Глубочайшая простота, костюм как прирос, в другом немыслима и, должно быть, неузнаваема: сама не своя, как и оказалось, два года спустя на крестинах моей дочери: Е. О., из уважения к куму – моему отцу – и снисхождения к людским навыкам, была в юбке, а юбка не спасла. Никогда не забуду, как косился старый замоскворецкий батюшка на эту крестную мать, подушку с младенцем державшую, как ларец с регалиями, и вокруг купели выступавшую как бы церемониальным маршем. Но вернемся назад, в начало. Все: самокрутка в серебряном мундштуке, спичечница из цельного сердолика, серебряный обшлаг кафтана, нога в сказочном казанском сапожке, серебряная прядь отброшенных ветром волос – единство. Это было тело именно ее души.
Не знаю, почему – и знаю, почему – сухость земли, стая не то диких, не то домашних собак, лиловое море прямо перед домом, сильный запах жареного барана, – этот Макс, эта мать – чувство, что входишь в Одиссею.
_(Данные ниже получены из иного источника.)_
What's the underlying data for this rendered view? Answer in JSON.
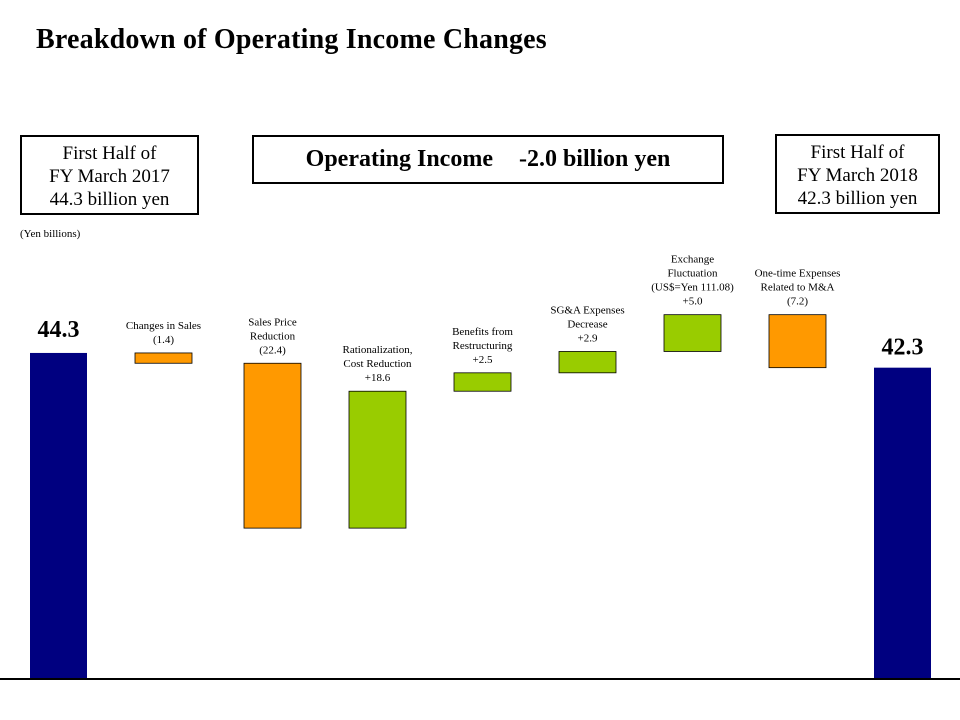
{
  "title": "Breakdown of Operating Income Changes",
  "start_box": {
    "lines": [
      "First Half of",
      "FY March 2017",
      "44.3 billion yen"
    ]
  },
  "end_box": {
    "lines": [
      "First Half of",
      "FY March 2018",
      "42.3 billion yen"
    ]
  },
  "summary_box": {
    "label": "Operating Income",
    "value": "-2.0 billion yen"
  },
  "unit_label": "(Yen billions)",
  "colors": {
    "total": "#000080",
    "decrease": "#FF9900",
    "increase": "#99CC00",
    "axis": "#000000"
  },
  "chart_data": {
    "type": "bar",
    "subtype": "waterfall",
    "ylim": [
      0,
      52
    ],
    "start": {
      "value": 44.3,
      "value_label": "44.3"
    },
    "end": {
      "value": 42.3,
      "value_label": "42.3"
    },
    "steps": [
      {
        "label_lines": [
          "Changes in Sales"
        ],
        "value": -1.4,
        "value_label": "(1.4)"
      },
      {
        "label_lines": [
          "Sales Price",
          "Reduction"
        ],
        "value": -22.4,
        "value_label": "(22.4)"
      },
      {
        "label_lines": [
          "Rationalization,",
          "Cost Reduction"
        ],
        "value": 18.6,
        "value_label": "+18.6"
      },
      {
        "label_lines": [
          "Benefits from",
          "Restructuring"
        ],
        "value": 2.5,
        "value_label": "+2.5"
      },
      {
        "label_lines": [
          "SG&A Expenses",
          "Decrease"
        ],
        "value": 2.9,
        "value_label": "+2.9"
      },
      {
        "label_lines": [
          "Exchange",
          "Fluctuation",
          "(US$=Yen 111.08)"
        ],
        "value": 5.0,
        "value_label": "+5.0"
      },
      {
        "label_lines": [
          "One-time Expenses",
          "Related to M&A"
        ],
        "value": -7.2,
        "value_label": "(7.2)"
      }
    ]
  }
}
Елена Оттобальдовна Волошина. В детстве любимица Шамиля, доживавшего в Калуге последние дни. “Ты бы у нас первая красавица была, на Кавказе, если бы у тебя были черные глаза”. (Уже сказала – голубые.) Напоминает ему его младшего любимого сына, насильную чужую Калугу превращает в родной Кавказ. Младенчество на коленях побежденного Шамиля – как тут не сделаться Кавалером Надеждой Дуровой или, по крайней мере, не породить поэта! Итак, Шамиль. Но следующий жизненный шаг – институт. Красавица, все обожают. “Поцелуй меня!” – “Дашь третье за обедом – поцелую”. (Целоваться не любила никогда.) К концу обеда перед корыстной бесстрастной красавицей десять порций пирожного, то есть десять любящих сердец. Съев пять, остальными, царственным жестом, одаривала: не тех, кто дали, а тех, кто не дали.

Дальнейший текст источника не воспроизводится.